Grover Edwin "Manty" Ellis, the guitarist widely celebrated as the "godfather of Milwaukee jazz," died Thursday at 93. For more than six decades he anchored Bronzeville's music scene as a performer, teacher and music‑store owner, and his death leaves a very real hole in the city's jazz community.
According to the Milwaukee Journal Sentinel, the Milwaukee Jazz Institute announced that Ellis had died at age 93. The institute shared the news publicly, and immediate details about his cause of death and funeral services were not available.
Teacher Of Generations
Born in Bronzeville in 1933, Ellis co-founded an accredited jazz program at the Wisconsin Conservatory of Music with pianist Tony King in 1971, building a curriculum around small-ensemble playing. The Milwaukee Jazz Institute notes that the program and Ellis's teaching helped launch the careers of players such as trumpeter Brian Lynch and pianist David Hazeltine. "Jazz doesn't need saving. It's too busy saving us," Ellis often said, a line the institute highlights in his biography.
Shop, Stages And Bronzeville
In the early 1970s Ellis opened Manty Ellis Music Center on West Hampton Avenue. The shop became a hangout for visiting artists and a home base for local pickup sessions before closing in the early 1990s, according to Radio Milwaukee. Onstage, he performed across the North Side and at venues such as Sam's Place Jazz Cafe, helping keep Bronzeville's club circuit tied to younger musicians and the next wave of local talent.
National Honors
Ellis's work drew national recognition late in his career. In 2025 he was named a Jazz Legacies Fellow by the Jazz Foundation of America, an honor that highlighted his decades of teaching and local leadership and was noted by outlets including Arts Midwest.

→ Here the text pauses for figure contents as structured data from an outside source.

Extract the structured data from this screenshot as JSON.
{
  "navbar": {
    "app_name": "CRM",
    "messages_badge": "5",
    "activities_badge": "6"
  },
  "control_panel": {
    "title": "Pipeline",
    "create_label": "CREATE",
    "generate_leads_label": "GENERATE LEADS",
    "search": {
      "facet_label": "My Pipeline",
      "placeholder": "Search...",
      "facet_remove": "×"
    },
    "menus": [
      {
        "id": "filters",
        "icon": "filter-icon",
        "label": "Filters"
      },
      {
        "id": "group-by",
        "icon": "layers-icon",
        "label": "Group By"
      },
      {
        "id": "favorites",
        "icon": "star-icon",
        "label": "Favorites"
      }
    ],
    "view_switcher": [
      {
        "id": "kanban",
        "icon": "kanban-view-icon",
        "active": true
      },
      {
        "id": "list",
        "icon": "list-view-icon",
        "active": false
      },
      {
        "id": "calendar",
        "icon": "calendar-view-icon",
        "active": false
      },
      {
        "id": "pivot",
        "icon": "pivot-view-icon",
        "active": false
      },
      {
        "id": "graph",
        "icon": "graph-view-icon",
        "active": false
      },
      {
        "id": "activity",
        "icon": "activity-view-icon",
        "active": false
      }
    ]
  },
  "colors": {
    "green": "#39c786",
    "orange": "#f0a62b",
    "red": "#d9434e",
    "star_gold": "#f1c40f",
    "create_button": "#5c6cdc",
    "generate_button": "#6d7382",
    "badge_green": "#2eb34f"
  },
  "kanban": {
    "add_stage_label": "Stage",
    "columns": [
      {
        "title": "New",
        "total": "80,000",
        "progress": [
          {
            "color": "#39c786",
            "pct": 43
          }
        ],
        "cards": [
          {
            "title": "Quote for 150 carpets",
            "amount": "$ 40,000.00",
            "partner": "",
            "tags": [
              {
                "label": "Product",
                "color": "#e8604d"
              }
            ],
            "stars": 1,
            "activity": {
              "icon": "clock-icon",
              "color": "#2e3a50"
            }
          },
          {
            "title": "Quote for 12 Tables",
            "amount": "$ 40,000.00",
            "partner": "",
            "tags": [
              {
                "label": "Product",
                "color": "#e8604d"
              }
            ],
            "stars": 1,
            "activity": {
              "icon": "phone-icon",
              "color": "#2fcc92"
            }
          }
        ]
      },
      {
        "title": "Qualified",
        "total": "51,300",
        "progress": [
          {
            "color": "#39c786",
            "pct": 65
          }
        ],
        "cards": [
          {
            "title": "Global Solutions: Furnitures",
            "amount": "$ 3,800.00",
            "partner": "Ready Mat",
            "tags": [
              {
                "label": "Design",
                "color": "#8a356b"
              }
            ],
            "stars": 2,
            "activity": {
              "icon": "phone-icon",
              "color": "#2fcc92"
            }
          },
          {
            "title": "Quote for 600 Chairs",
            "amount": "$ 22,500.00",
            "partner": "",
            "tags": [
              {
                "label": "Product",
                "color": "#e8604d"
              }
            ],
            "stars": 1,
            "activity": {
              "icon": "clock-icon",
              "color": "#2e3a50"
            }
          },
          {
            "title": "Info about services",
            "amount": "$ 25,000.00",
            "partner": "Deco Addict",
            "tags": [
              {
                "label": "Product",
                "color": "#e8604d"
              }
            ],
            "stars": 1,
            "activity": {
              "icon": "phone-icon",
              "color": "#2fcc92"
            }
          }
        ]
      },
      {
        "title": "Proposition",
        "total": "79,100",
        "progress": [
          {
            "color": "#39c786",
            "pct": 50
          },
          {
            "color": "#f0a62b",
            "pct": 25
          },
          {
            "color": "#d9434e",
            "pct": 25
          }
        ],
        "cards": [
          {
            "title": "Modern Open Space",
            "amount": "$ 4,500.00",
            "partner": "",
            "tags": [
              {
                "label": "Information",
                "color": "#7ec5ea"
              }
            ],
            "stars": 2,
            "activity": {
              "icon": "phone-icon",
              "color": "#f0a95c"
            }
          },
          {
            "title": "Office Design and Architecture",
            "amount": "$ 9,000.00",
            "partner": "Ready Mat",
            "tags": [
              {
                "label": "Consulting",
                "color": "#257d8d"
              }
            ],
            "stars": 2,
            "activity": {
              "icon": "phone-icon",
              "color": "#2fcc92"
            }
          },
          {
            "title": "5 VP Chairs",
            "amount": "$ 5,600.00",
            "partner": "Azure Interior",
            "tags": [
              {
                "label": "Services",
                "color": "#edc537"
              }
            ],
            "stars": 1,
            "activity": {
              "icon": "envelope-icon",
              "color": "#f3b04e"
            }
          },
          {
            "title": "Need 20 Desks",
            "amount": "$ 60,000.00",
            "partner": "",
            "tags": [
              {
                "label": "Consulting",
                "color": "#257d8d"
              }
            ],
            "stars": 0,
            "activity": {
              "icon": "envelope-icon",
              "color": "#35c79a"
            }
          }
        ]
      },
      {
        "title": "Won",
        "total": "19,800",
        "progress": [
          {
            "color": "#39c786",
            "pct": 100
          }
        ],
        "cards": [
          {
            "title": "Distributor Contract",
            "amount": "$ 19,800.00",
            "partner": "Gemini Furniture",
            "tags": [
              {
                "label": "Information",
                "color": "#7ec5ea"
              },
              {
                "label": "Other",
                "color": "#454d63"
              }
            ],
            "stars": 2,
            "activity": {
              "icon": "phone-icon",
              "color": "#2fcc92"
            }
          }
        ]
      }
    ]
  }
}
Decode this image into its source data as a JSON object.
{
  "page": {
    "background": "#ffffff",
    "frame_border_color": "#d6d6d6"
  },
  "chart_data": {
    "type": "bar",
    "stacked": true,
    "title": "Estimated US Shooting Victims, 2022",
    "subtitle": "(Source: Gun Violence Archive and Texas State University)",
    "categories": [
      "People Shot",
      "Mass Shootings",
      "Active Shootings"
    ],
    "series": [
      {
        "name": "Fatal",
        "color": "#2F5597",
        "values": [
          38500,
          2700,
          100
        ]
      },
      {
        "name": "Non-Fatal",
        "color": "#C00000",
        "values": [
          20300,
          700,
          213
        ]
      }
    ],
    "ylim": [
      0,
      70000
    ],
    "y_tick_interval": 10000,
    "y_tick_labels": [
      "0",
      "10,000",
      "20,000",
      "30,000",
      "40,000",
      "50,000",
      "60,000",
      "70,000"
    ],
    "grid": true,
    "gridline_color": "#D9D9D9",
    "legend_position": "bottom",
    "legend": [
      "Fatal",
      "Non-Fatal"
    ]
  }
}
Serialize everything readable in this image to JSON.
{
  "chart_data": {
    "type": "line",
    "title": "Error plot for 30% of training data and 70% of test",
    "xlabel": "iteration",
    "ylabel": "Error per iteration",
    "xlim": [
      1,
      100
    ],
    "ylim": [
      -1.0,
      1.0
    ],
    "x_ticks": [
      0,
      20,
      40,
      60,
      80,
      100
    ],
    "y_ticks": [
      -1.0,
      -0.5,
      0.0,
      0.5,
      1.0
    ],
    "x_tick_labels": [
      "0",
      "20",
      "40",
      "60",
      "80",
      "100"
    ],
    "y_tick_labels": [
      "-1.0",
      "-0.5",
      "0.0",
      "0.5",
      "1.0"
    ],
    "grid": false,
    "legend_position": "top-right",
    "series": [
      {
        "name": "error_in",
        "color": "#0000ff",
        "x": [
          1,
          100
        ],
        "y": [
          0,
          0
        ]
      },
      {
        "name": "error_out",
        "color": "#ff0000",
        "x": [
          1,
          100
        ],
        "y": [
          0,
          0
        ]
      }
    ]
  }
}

Board Work And Community Ties
Ellis served as a director at large on the Milwaukee Jazz Institute's board and stayed involved in mentoring and local programming, according to the institute's board listing. His reach ran from conservatory classrooms to neighborhood clubs, where generations of Milwaukee musicians absorbed his lessons and helped keep the city's jazz traditions alive.
Colleagues and former students have begun sharing memories and recordings as Milwaukee's jazz community processes the loss. No funeral or memorial details were included in the initial report by the Milwaukee Journal Sentinel.